- Born: July 2, 1902 London, UK
- Died: January 25, 1966 (aged 63) Berkeley, California, USA
- Education: University of Toronto (B.A., M.A., Ph.D., M.D.)
- Known for: Wolff–Chaikoff effect
- Scientific career
- Institutions: University of California, Berkeley
- Doctoral advisor: John Macleod
- Doctoral students: Isadore Perlman Walter M. Fitch

= Israel Lyon Chaikoff =

Canadian-American biochemist (1902–1966)

Israel Lyon Chaikoff (2 July 1902, in London, UK – 25 January 1966, in Berkeley, USA) was a Canadian-American physiologist and biochemist, known for the Wolff–Chaikoff effect. He and his colleagues were pioneers in the use of radioactive iodine (iodine-131) to investigate thyroid function.

== Education and career ==
As a boy, he immigrated with his family from England to Canada. At the University of Toronto, he graduated with B.A. in 1924, M.A. in 1925, Ph.D. (in physiology) in 1927, and M.D. in 1930. At the University of California, Berkeley's department of physiology (which in 1930 was a division of the School of Medicine), he was an instructor from 1930 to 1931, an assistant Professor from 1931 to 1938, an associate professor from 1938 to 1942, and a full professor from 1942 until his death.

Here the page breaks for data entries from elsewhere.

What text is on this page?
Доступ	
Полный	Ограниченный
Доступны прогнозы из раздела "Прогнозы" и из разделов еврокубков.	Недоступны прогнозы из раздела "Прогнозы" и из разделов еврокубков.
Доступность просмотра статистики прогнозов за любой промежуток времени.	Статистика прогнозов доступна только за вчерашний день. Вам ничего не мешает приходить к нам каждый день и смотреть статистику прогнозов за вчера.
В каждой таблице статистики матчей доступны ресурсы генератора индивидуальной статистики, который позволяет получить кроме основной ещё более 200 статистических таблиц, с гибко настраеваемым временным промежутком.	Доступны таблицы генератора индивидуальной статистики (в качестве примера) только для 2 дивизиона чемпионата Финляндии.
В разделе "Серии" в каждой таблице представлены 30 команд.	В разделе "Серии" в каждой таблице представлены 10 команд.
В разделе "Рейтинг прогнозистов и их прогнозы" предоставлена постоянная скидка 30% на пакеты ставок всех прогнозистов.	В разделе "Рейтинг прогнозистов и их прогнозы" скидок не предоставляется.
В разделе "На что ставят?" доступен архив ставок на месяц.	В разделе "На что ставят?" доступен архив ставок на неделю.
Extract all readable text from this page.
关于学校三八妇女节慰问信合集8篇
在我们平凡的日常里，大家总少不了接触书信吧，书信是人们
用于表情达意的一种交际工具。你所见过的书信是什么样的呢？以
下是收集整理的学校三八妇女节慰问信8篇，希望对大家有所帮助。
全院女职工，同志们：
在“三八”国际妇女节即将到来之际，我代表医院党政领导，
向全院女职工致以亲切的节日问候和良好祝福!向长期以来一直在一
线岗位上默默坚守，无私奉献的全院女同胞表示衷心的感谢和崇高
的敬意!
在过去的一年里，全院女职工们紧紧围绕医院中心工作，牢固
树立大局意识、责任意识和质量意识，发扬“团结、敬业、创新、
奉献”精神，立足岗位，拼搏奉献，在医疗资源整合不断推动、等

Chaikoff did research on the physiological biochemistry of blood transport involved in lipid and carbohydrate metabolism and metabolic disturbances associated with diabetes and vascular disease (such as arteriosclerosis). He used radioactive phosphorus (phosphorus-32) to investigate phospholipid metabolism. He used radioactive carbon (carbon-14) to investigate lipogenesis and the biosynthesis and utilization of fatty acids, sterol-containing metabolites, glucose, glycogen, adrenal steroids, and thyroid hormones.

A wide range of metabolic problems were studied in his laboratory and are reported in more than five hundred original papers. ... He added considerably to our knowledge of the nature of thyroid hormone secretion and the effect of the pituitary and of iodine on thyroid function; many of these studies gave new insight to the nature of action of anti-thyroid drugs.

Chaikoff was the author or co-author of over 400 articles, which were published in many different journals, including Journal of Biological Chemistry, Proceedings of the Society for Experimental Biology and Medicine, American Journal of Physiology, Journal of Nutrition, The American Journal of Pathology, Annual Review of Biochemistry, Journal of Clinical Investigation, Science, Endocrinology, Cancer Research, Biochimica et Biophysica Acta, and Nature.

== Life and honors ==
In 1949 he married Isabelle A. Rawls. Chaikoff was a Guggenheim Fellow for the academic year 1941–1942. U. C. Berkeley's Department of Molecular & Cell Biology established the I.L. Chaikoff Memorial Award in his honor.